Near the top, the ridge eased off somewhat, and terminated in a patch of steep snow. Here, Eric took over and carefully traversed into a wet snow gully and booted up to reach the crest of the East Ridge (3 hours on ridge to here). Following up the gully, I yelled out to Eric, asking him what he saw up there. "We've got more work to do" was his response. Hmm... With the Southeast Slope directly beneath our feet, we scrambled up towards the next tower. Bypassing steeper rock via snowy ledges on the tower's north side, we were able to work back onto the crest of the East Ridge. To reach the summit from here, a succession of seemingly endless towers and ridge bumps had to either be scrambled directly over or bypassed on the left.

It took us a good hour to complete this traverse, reaching the summit at 5pm. After about 5 minutes, we began poking around for the short chimney that leads down into the West Gully, just as the first clouds engulfed the summit area. Well, as I've said before, the West Gully is a REAL treat. I'm not sure how many times I asked Eric "who in their right mind would take this as their up-route", but suffice to say, only swearwords were uttered with more frequency. Near the bottom of the gully, we traversed slightly left and down-climbed a short chimney before reaching the Mesahchie - Katsuk Col. From the Col, we traversed down-sloping slabs and loose blocks just beneath the ridge crest to reach the prominent buttress beneath Katsuk Peak (not to be confused with a smaller intermediary buttress).

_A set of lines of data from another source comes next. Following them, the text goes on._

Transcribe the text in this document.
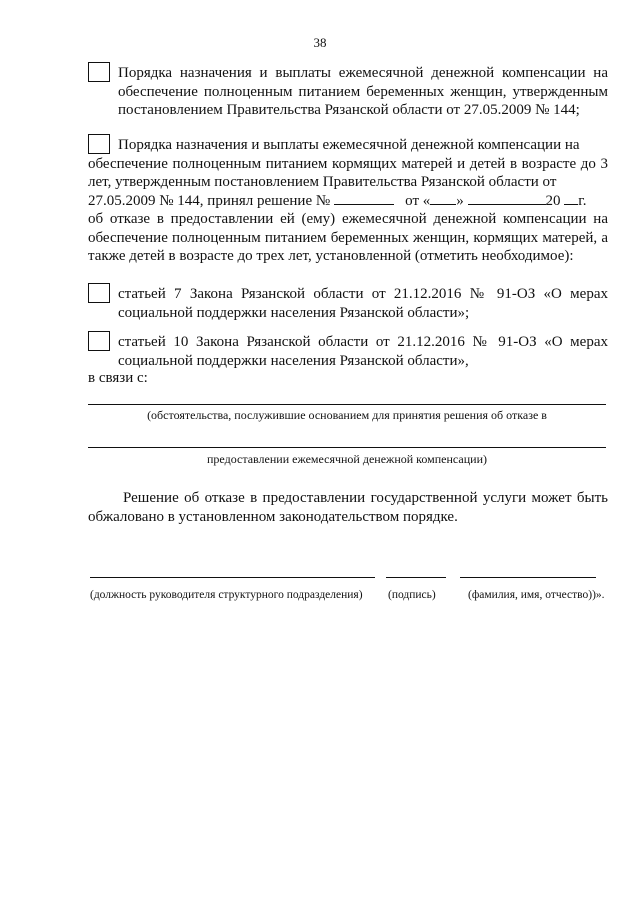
38
Порядка назначения и выплаты ежемесячной денежной компенсации на обеспечение полноценным питанием беременных женщин, утвержденным постановлением Правительства Рязанской области от 27.05.2009 № 144;
Порядка назначения и выплаты ежемесячной денежной компенсации на
обеспечение полноценным питанием кормящих матерей и детей в возрасте до 3 лет, утвержденным постановлением Правительства Рязанской области от
27.05.2009 № 144, принял решение №	от « »	20 г.
об отказе в предоставлении ей (ему) ежемесячной денежной компенсации на обеспечение полноценным питанием беременных женщин, кормящих матерей, а также детей в возрасте до трех лет, установленной (отметить необходимое):
статьей 7 Закона Рязанской области от 21.12.2016 № 91-ОЗ «О мерах социальной поддержки населения Рязанской области»;
статьей 10 Закона Рязанской области от 21.12.2016 № 91-ОЗ «О мерах социальной поддержки населения Рязанской области»,
в связи с:
(обстоятельства, послужившие основанием для принятия решения об отказе в
предоставлении ежемесячной денежной компенсации)
Решение об отказе в предоставлении государственной услуги может быть обжаловано в установленном законодательством порядке.
(должность руководителя структурного подразделения) (подпись)	(фамилия, имя, отчество))».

Taking note of a prominent tower of reddish rock rising up before us from this buttress, we descended an obvious gully to the right (it curves left out of view). We exited left at the earliest opportunity (cairn here). Slabs then a "path" descend into another gully beneath the aforementioned tower and led to yet more exposed down-climbing on boilerplate, scree and choss covered ledges (the occasional cairn marked the way). Eventually, the buttress became less defined to form a shallow divide between the two basins below (looking down, we camped in the left basin). Avoiding cornices lower down on the ridge, Eric located a gully that allowed us to descend into the upper (left) basin. From here, easy hiking down snow finally saw us to good snow-free bivy sites. It was now 9pm.

It sprinkled on and off that night, but fortunately the monsoons decided to take the evening off. We awoke to light drizzle and fog and so high-tailed it down 1500 feet of wet heather and brush to Fisher Creek Trail. From there, it was an easy hike back up to Easy Pass and finally back to the Pilsner...err, I mean the car...and yes, the stoke from having completed this route in the manner that we did, does feel wickedly good!